When you say "malicious party", do you mean some man-in-the-middle, or the party whose signature I am actually expecting? Malicious bit flips by a MITM will always be detected. For the cases where the other legitimate party has turned malicious, yes, you certainly cannot use a semi-honest protocol. A lot of other things need to change for that.

weikengchen commented 5 years ago

I mean man-in-the-middle.

Where is the protection that "Malicious bit flips" will be detected?

samee commented 5 years ago

Take the string of all LSB bits sent during reveal, and sign it. The point of signing is that the other party can verify it with my pre-shared public key.

weikengchen commented 5 years ago

What if the "bit flips" happen in the sending/receiving of garbled gates? I mean, one party already receives incorrect "half-gates".

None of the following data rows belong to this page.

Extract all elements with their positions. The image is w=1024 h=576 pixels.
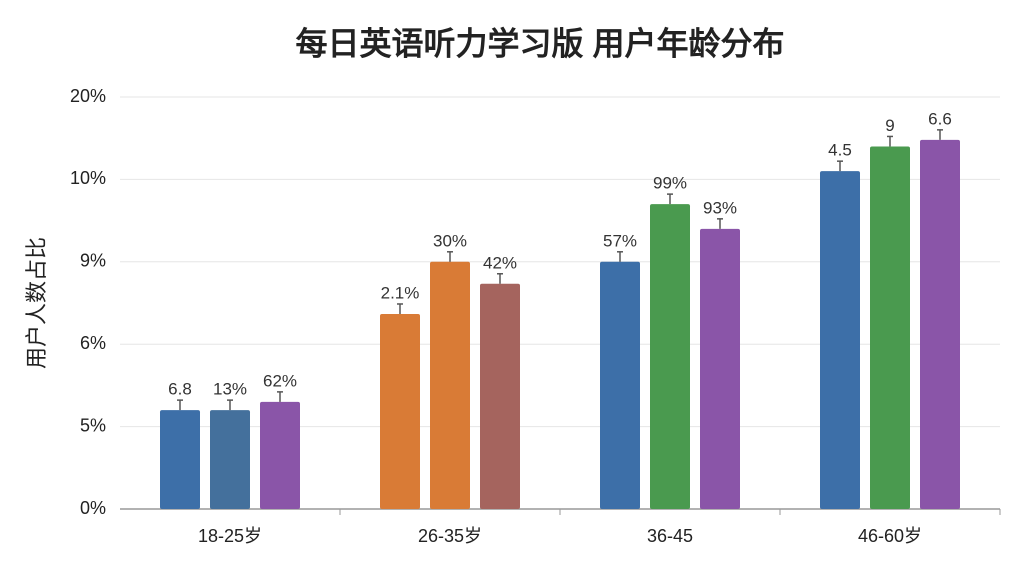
bar: [480, 283, 520, 509]
x-tick-label: 46-60岁: [858, 526, 922, 546]
x-tick-label: 26-35岁: [418, 526, 482, 546]
bar: [260, 401, 300, 509]
bar: [380, 313, 420, 509]
y-axis-label: 用户人数占比: [24, 237, 49, 369]
bar-annotation: 99%: [653, 174, 687, 193]
bar-annotation: 6.8: [168, 380, 192, 399]
x-tick-label: 18-25岁: [198, 526, 262, 546]
bar-annotation: 57%: [603, 231, 637, 250]
chart-title: 每日英语听力学习版 用户年龄分布: [296, 25, 785, 61]
bar-annotation: 42%: [483, 253, 517, 272]
bar-annotation: 6.6: [928, 109, 952, 128]
x-tick-label: 36-45: [647, 526, 693, 546]
bar: [210, 410, 250, 509]
bar-annotation: 4.5: [828, 141, 852, 160]
bar: [700, 228, 740, 509]
y-tick-label: 6%: [80, 333, 106, 353]
bar: [920, 139, 960, 509]
bar-annotation: 9: [885, 116, 894, 135]
bar: [650, 204, 690, 509]
y-tick-label: 0%: [80, 498, 106, 518]
bar-annotation: 2.1%: [381, 283, 420, 302]
y-tick-label: 20%: [70, 86, 106, 106]
bar: [600, 261, 640, 509]
bar-annotation: 30%: [433, 231, 467, 250]
bar-annotation: 62%: [263, 371, 297, 390]
bar-annotation: 13%: [213, 380, 247, 399]
bar: [160, 410, 200, 509]
bar: [820, 171, 860, 509]
bar: [430, 261, 470, 509]
bar-annotation: 93%: [703, 198, 737, 217]
bar: [870, 146, 910, 509]
y-tick-label: 5%: [80, 415, 106, 435]
y-tick-label: 10%: [70, 168, 106, 188]
y-tick-label: 9%: [80, 251, 106, 271]
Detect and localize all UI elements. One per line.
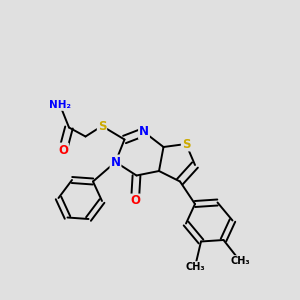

samee commented 5 years ago

Yes, there are lots of such potential pitfalls, and such a protocol should never be trusted without proper proofs.

weikengchen commented 5 years ago

If we don't just sign the LSB, but sign the hashes of two labels (the 0-label and 1-label), there is still an obstacle:

Maybe a bit flip only makes a gate abnormal IN SOME CASES.

For example, if a gate $g$ was "bit-flipped", maybe the gate still has a correct label for input 1, but a totally incorrect label for input 0.

Thus, there needs a proof showing that "if there is a bit flip, both labels will be affected."

And we need to show that "it is impossible that the affected wire will be later magically corrected in later gates if the attacker makes another bit label."

weikengchen commented 5 years ago

The overkill solution is to sign everything, including OT and the circuit.

So, I smell some academic research here... even in the malicious case, we don't want a network attacker to easily create chaos, right?

weikengchen commented 5 years ago

The motivating example for malicious case (off-topic for Obliv-C):

10 companies are actually honest, but they run a maliciously secure 10-party federated learning platform. After THREE months of computation, they figured out that on the second day, a malicious attacker flipped one bit -- but they were previously unaware of that.

The eventual result, after the three months, becomes totally useless.